This is the code for the paper "Fusing Document, Collection and Label Graph-based Representations with Word Embeddings for Text Classification", presented at the TextGraphs workshop, NAACL 2018, New Orleans, USA. Our paper got the Best Paper Award!
Our implementation includes 6 datasets: 20newsgroups, IMDB, WebKb, Reuters, Subjectivity and Amazon. We use the fetch_20newsgroups built-in python to get the 20newsgroup dataset. For the IMDB dataset, you can download it here. We add all remaining datasets here, due to GitHub size limits.
Files ending with main.py contain tf and tf-idf, and files ending with gow.py contain the tw, tw-idf, tw-icw and tw-icw-lw methods.
Inside each file there are several parameters to set in order to get the result of the desired method.
- bag_of_words: use our tf-idf or the tf-idf vectorizer(scikit-learn)
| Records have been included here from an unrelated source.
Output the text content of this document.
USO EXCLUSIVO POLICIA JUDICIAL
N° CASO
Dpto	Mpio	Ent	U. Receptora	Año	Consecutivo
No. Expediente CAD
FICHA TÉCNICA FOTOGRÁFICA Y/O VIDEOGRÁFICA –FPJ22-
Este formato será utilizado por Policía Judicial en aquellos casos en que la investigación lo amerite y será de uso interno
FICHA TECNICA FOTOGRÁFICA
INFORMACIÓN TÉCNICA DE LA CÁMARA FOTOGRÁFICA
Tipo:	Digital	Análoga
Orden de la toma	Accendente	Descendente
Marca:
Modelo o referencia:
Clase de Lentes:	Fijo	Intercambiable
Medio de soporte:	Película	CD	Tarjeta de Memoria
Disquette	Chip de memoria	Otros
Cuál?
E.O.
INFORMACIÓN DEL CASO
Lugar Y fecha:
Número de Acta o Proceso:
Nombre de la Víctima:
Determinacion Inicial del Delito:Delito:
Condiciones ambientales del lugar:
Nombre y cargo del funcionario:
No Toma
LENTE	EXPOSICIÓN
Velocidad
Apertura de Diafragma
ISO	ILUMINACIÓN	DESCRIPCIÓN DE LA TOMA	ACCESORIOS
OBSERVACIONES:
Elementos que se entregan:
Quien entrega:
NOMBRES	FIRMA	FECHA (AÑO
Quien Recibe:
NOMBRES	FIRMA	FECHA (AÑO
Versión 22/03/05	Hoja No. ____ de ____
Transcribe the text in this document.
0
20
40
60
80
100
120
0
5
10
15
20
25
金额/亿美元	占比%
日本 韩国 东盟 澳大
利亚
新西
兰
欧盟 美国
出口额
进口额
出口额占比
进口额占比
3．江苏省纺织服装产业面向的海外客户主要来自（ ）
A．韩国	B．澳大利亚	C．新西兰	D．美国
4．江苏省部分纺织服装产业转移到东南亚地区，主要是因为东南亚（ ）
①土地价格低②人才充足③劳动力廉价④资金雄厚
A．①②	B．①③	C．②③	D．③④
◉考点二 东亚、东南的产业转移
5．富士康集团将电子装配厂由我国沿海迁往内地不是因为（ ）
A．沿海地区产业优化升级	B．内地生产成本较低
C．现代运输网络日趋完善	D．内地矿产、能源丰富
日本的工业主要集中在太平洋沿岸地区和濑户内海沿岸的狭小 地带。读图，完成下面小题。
- ngrams_par: the number of ngrams
- idf_bool: use idf or not
- idf_pars: {"no","idf","icw”,”icw-lw”}, "no" for tw method, "idf" for tw-idf, "icw" for tw-icw, “icw-lw” for tw-icw-lw
- sliding_window: the parameter for creating edges between words. 2 is for connecting only to the next word
- centrality_par: the centrality metric which we use for term weighting (e.g. weighted_degree_centrality for weighted w2v version)
- centrality_col_par: the centrality metric which we use for the collection graph
For the WebKb dataset you go in the example/:
- for tf run: webkb_main.py with parameter idf_bool = False
- for tf-idf run: python webkb_main.py with parameter idf_bool = True
- for tw with degree centrality run: python webkb_gow.py with parameter idf_par="no"
- for tw-idf with degree centrality run: python webkb_gow.py with parameter idf_par="idf"
- for tw-icw with degree centrality on both tw and icw run: python webkb_gow.py with parameter idf_par="icw"
- for tf-icw with degree centrality on icw run: python webkb_gow.py with parameter idf_par="tf-icw"
- for tw-icw-lw with degree centrality on both tw,icw and lw run: python webkb_gow.py with parameter idf_par="icw-lw"
Please cite using the following BibTeX entry if you use our code (same with Google Scholar):
@inproceedings{skianis2018fusing,
title={Fusing Document, Collection and Label Graph-based Representations with Word Embeddings for Text Classification},
author={Skianis, Konstantinos and Malliaros, Fragkiskos and Vazirgiannis, Michalis},
booktitle={Proceedings of the Twelfth Workshop on Graph-Based Methods for Natural Language Processing (TextGraphs-12)},
pages={49--58},
year={2018}
}